Menschen werden in einem Akt der Liebe gezeugt und geboren.

(Mutter- u. Vater-)Liebe sorgen sodann dafür, dass Eltern ihre Kinder fürsorglich umsorgen, pflegen und behüten. So eine Verhaltensart ist die Grundlage für das grundsätzliche und zukünftige Fortbestehen der Spezies Mensch. Ohne Liebe gibt es daher keine Menschen.

 

Liebe bringt also alle Menschen auf den Weg, auf dem sie sich befinden – unabhängig von all jeglichen Lebensumständen, die ihnen im Leben begegnen werden. Wo „Liebe“ einen so großen, und ursprünglichen, im Wesen der Spezies verankerten, Stellenwert innehat, obliegt (m. E.) möglicherweise die Erreichung des höheren (Lebens-)glücks.
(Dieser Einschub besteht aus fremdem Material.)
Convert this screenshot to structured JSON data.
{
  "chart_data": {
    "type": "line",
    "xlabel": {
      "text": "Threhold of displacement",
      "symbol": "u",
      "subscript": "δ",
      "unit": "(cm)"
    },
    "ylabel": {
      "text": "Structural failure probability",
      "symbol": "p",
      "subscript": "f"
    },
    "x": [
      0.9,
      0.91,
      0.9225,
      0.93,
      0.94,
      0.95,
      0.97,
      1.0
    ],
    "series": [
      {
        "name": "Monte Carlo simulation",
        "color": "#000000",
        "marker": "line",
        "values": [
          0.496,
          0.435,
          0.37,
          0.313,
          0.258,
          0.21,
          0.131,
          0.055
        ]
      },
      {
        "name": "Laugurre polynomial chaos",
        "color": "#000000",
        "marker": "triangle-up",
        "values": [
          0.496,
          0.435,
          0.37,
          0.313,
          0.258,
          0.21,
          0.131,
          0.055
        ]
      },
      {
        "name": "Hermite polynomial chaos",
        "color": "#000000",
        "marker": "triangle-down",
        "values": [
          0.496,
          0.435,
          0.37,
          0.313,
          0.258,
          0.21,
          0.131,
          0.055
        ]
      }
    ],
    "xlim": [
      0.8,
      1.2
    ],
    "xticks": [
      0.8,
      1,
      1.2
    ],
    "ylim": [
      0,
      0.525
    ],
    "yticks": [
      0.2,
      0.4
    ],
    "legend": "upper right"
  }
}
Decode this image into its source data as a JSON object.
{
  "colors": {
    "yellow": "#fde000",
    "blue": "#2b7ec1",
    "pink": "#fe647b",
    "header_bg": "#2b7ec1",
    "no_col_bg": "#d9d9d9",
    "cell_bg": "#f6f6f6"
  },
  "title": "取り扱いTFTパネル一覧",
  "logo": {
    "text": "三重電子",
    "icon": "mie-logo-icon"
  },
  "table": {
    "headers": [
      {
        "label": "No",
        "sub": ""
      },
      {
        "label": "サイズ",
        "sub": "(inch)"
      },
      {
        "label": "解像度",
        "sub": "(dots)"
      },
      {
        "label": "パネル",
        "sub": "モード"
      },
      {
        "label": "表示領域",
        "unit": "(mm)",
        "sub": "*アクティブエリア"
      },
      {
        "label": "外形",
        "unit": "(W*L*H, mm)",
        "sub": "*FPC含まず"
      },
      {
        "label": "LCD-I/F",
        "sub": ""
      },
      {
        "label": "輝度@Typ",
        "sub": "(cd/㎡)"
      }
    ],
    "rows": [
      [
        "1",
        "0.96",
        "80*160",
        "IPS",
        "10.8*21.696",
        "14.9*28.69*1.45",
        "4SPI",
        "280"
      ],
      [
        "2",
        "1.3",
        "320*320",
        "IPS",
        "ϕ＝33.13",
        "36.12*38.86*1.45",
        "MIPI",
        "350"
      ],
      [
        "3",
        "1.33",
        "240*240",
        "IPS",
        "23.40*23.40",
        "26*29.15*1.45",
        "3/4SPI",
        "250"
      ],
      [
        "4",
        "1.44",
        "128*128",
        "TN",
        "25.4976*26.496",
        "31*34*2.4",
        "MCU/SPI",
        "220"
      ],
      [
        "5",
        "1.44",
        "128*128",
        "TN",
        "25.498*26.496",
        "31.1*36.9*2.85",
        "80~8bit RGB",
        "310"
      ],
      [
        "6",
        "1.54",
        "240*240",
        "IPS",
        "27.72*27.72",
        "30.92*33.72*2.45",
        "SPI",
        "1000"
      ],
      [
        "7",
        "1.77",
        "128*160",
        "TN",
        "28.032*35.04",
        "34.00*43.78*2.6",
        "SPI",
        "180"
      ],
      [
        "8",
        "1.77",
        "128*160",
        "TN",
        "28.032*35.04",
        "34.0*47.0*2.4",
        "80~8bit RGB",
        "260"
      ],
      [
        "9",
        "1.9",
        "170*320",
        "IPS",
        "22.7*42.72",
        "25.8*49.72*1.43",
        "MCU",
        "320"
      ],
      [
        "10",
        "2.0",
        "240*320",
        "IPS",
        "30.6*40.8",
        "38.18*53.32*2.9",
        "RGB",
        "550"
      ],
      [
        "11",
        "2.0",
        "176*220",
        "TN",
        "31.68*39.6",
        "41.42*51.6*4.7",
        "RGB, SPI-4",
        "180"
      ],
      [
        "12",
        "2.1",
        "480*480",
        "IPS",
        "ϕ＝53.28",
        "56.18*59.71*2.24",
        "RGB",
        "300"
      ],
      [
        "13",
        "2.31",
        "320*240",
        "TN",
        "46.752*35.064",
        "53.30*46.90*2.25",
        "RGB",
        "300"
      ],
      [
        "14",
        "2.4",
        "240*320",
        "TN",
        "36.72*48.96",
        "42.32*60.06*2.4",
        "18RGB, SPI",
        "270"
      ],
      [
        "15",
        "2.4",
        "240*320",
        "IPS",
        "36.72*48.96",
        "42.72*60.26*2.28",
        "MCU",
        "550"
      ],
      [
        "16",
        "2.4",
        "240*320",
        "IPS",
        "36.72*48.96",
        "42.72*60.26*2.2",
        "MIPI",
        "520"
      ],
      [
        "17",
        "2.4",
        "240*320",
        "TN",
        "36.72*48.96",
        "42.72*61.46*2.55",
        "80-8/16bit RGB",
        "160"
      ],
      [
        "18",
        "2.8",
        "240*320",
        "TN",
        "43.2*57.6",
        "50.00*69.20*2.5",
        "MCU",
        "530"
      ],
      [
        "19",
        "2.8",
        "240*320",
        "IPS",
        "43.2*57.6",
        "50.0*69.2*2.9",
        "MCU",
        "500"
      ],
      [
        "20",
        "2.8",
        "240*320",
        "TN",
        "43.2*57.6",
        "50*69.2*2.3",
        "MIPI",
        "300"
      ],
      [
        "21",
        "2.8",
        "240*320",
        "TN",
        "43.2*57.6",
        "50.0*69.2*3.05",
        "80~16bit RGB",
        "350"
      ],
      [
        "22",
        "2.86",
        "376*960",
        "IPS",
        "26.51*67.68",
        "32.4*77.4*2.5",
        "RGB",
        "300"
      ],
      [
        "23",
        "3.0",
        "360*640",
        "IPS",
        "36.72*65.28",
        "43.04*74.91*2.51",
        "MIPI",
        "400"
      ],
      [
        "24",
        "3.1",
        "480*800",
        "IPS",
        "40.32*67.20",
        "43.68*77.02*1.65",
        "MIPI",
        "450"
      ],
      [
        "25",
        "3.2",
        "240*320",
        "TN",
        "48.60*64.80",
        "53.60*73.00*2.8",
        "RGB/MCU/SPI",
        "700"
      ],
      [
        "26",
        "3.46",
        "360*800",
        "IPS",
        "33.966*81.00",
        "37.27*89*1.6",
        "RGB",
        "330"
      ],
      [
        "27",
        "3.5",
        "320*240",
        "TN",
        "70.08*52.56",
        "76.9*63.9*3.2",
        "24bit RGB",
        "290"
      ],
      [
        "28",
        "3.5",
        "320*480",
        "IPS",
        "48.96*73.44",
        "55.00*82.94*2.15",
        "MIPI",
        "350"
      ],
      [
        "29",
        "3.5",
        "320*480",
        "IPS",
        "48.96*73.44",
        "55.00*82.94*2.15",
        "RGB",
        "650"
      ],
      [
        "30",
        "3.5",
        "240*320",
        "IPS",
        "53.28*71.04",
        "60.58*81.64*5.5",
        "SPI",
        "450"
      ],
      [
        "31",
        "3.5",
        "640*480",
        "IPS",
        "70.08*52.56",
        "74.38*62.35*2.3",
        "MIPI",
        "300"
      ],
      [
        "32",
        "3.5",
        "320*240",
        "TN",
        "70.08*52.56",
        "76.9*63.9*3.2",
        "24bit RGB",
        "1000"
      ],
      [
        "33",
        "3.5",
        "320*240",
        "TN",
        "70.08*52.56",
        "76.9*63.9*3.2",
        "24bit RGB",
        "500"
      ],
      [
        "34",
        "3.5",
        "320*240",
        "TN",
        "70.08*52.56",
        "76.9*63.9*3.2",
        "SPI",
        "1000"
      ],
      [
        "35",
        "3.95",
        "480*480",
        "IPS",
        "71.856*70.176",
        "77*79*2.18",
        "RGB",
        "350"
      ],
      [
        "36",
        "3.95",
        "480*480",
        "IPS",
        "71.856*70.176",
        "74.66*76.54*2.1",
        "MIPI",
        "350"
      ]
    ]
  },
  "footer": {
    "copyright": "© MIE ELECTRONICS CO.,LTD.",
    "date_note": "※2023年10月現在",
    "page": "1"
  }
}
Ich denke daher, dass im Finden der wahren Liebe und dem Beisammensein mit ihr/ihm letzten Endes die Erreichung des größeren Glücks liegt.

 

Neben psychischen und körperlichen Einflüssen ist es die Seele, die wir Menschen sind. Es ist etwas von uns, dass möglicherweise noch nach dem Tode bestehen bleibt, mit Verweis auf den Glauben der Reinkarnation im Buddhismus. Vielleicht, sogar sehr vielleicht, haben wir alle schon einmal vor Jahrhunderten gelebt, und wurden nur wieder geboren, in einem Akt der Liebe.

 

 

Nachträgliche Anmerkungen:

 

Der Weg der Liebe ist bei Weitem nicht stetig der einfache Weg. Einfacher kann es Zuweilen sein, sich im Leben auf die Erreichung des „psychischen Glücks“ zu fokussieren. Es ist der einfachere Weg, vor allem ist er planbar, in Form der Gestaltung der Lebensverhältnisse, und von jedem Individuum (i. d. R. in einem gewissen Rahmen) mehr beeinflussbar. Das "psychische Glück" verschafft einem Menschen überwiegend stabilere Lebensverhältnisse u. eine stabilere emotionale Lage; besonders, da keine so tief gehenden Verletzungen der Seele möglich sind.  Weiter sieht sich das Verfolgen des Liebesweges bei den Menschen oft nicht vereinbar mit eigenen kognitiven Mustern - den eigenen Lebensumständen, Bedürfnissen und Wünschen. So z. B., wenn sich von der sozialen Stellung her (z. B. Bildungsgrad oder Einkommen) ein Partner auf Augenhöhe gewünscht wird; und aufgrund dessen sich der Mensch zur Negation einer potenziell interessierten Person entscheidet; möglicherweise der Richtigen, aus seelischer Sicht. Das Folgen des Herzens ist zuweilen (m. E.) mit größerem emotionalen Risikopotenzial verbunden: Im Pfad zur hohen Glückseligkeit (des Herzens), mag ebenso bei Misslingen oder Ablehnung, der tiefere Fall in die seelische Trauer liegen.